EDITOR’S NOTE: This article was adapted from Dave Zirin’s remarks at the Nation Institute’s December gala, where Colin Kaepernick received the Puffin/Nation Prize for Creative Citizenship.
People say that this moment of athletic activism started with Colin Kaepernick taking that knee during the national anthem. But as Kaepernick would be the first to acknowledge, it didn’t begin with a knee; it started with the Black Lives Matter movement and the pressing need to stand up to racism and police violence.
Just as, today, you can’t talk about the civil-rights movement of the 1950s without talking about Jackie Robinson, or of the 1960s without talking about Muhammad Ali, or of the women’s-liberation movement without talking about Billie Jean King, in future years you won’t be able to talk about this new millennial resistance to racism without talking about Colin Kaepernick.
We should also remember that it’s not just what Kaepernick did; it’s what he said. When asked why he didn’t stand for the anthem, Kaepernick replied, “I am not going to stand up to show pride in a flag for a country that oppresses black people and people of color. To me, this is bigger than football, and it would be selfish on my part to look the other way. There are bodies in the street and people getting paid leave and getting away with murder.”

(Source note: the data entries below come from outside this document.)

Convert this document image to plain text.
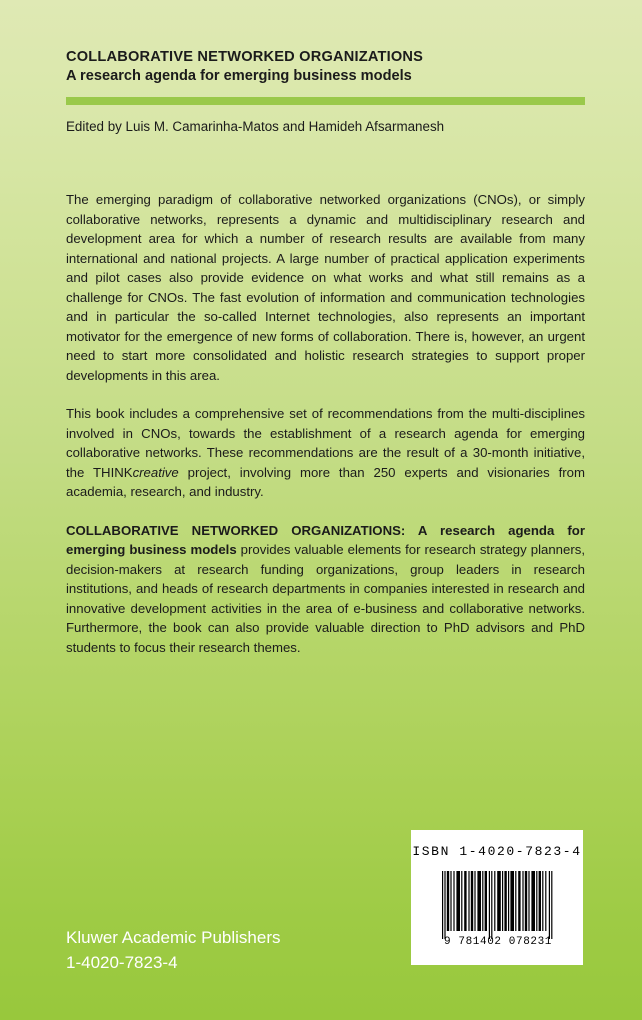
COLLABORATIVE NETWORKED ORGANIZATIONS
A research agenda for emerging business models
Edited by Luis M. Camarinha-Matos and Hamideh Afsarmanesh

The emerging paradigm of collaborative networked organizations (CNOs), or simply collaborative networks, represents a dynamic and multidisciplinary research and development area for which a number of research results are available from many international and national projects. A large number of practical application experiments and pilot cases also provide evidence on what works and what still remains as a challenge for CNOs. The fast evolution of information and communication technologies and in particular the so-called Internet technologies, also represents an important motivator for the emergence of new forms of collaboration. There is, however, an urgent need to start more consolidated and holistic research strategies to support proper developments in this area.

This book includes a comprehensive set of recommendations from the multi-disciplines involved in CNOs, towards the establishment of a research agenda for emerging collaborative networks. These recommendations are the result of a 30-month initiative, the THINKcreative project, involving more than 250 experts and visionaries from academia, research, and industry.

COLLABORATIVE NETWORKED ORGANIZATIONS: A research agenda for emerging business models provides valuable elements for research strategy planners, decision-makers at research funding organizations, group leaders in research institutions, and heads of research departments in companies interested in research and innovative development activities in the area of e-business and collaborative networks. Furthermore, the book can also provide valuable direction to PhD advisors and PhD students to focus their research themes.

ISBN 1-4020-7823-4
9 781402 078231
Kluwer Academic Publishers
1-4020-7823-4
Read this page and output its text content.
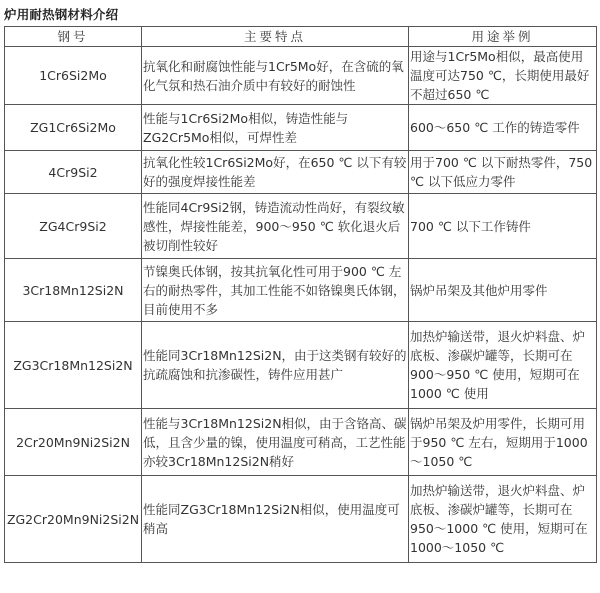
炉用耐热钢材料介绍
钢号	主要特点	用途举例
1Cr6Si2Mo	抗氧化和耐腐蚀性能与1Cr5Mo好，在含硫的氧化气氛和热石油介质中有较好的耐蚀性	用途与1Cr5Mo相似，最高使用温度可达750 ℃，长期使用最好不超过650 ℃
ZG1Cr6Si2Mo	性能与1Cr6Si2Mo相似，铸造性能与ZG2Cr5Mo相似，可焊性差	600～650 ℃ 工作的铸造零件
4Cr9Si2	抗氧化性较1Cr6Si2Mo好，在650 ℃ 以下有较好的强度焊接性能差	用于700 ℃ 以下耐热零件，750 ℃ 以下低应力零件
ZG4Cr9Si2	性能同4Cr9Si2钢，铸造流动性尚好，有裂纹敏感性，焊接性能差，900～950 ℃ 软化退火后被切削性较好	700 ℃ 以下工作铸件
3Cr18Mn12Si2N	节镍奥氏体钢，按其抗氧化性可用于900 ℃ 左右的耐热零件，其加工性能不如铬镍奥氏体钢，目前使用不多	锅炉吊架及其他炉用零件
ZG3Cr18Mn12Si2N	性能同3Cr18Mn12Si2N，由于这类钢有较好的抗疏腐蚀和抗渗碳性，铸件应用甚广	加热炉输送带，退火炉料盘、炉底板、渗碳炉罐等，长期可在900～950 ℃ 使用，短期可在1000 ℃ 使用
2Cr20Mn9Ni2Si2N	性能与3Cr18Mn12Si2N相似，由于含铬高、碳低，且含少量的镍，使用温度可稍高，工艺性能亦较3Cr18Mn12Si2N稍好	锅炉吊架及炉用零件，长期可用于950 ℃ 左右，短期用于1000～1050 ℃
ZG2Cr20Mn9Ni2Si2N	性能同ZG3Cr18Mn12Si2N相似，使用温度可稍高	加热炉输送带，退火炉料盘、炉底板、渗碳炉罐等，长期可在950～1000 ℃ 使用，短期可在1000～1050 ℃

As the fiery Hotspur puts it in Shakespeare’s Henry IV, Part I: “tell truth, and shame the devil!” Kaepernick told the truth, but the devil doesn’t like to be shamed, and the backlash against him has been ferocious. He’s been showered with abuse by some of the most dangerous sewer-dwellers in America. And, of course, the NFL’s owners—who showered our white-supremacist president with millions of dollars—have collectively denied Kaepernick a living. Their intent, it is obvious now, was to turn him into a ghost story, a warning to other players: Don’t be like Colin or you’ll pay the ultimate price.
But instead of becoming a ghost story, Kaepernick has become an icon of resistance, and we have all seen this sports season how athletes have used their hyper-exalted, brought-to-you-by-Nike platform to say something about the world.
Still, while much of the coverage has been about professional athletes speaking out, the true resonance has been felt among our youth. High-school athletes across the US, in different sports, have taken a knee to protest the gap between the promises of this country and the lived reality of racism. This has turned the athletic field, which for so long has been either apolitical or a place of uncritical patriotism, into a site of visible dissent.
Now we live in a world where sports, of all things, have given us an arena of tenacious resistance—and, most importantly, hope in very difficult times. What Colin Kaepernick has done is retaught an old lesson to a new generation: that courage is contagious.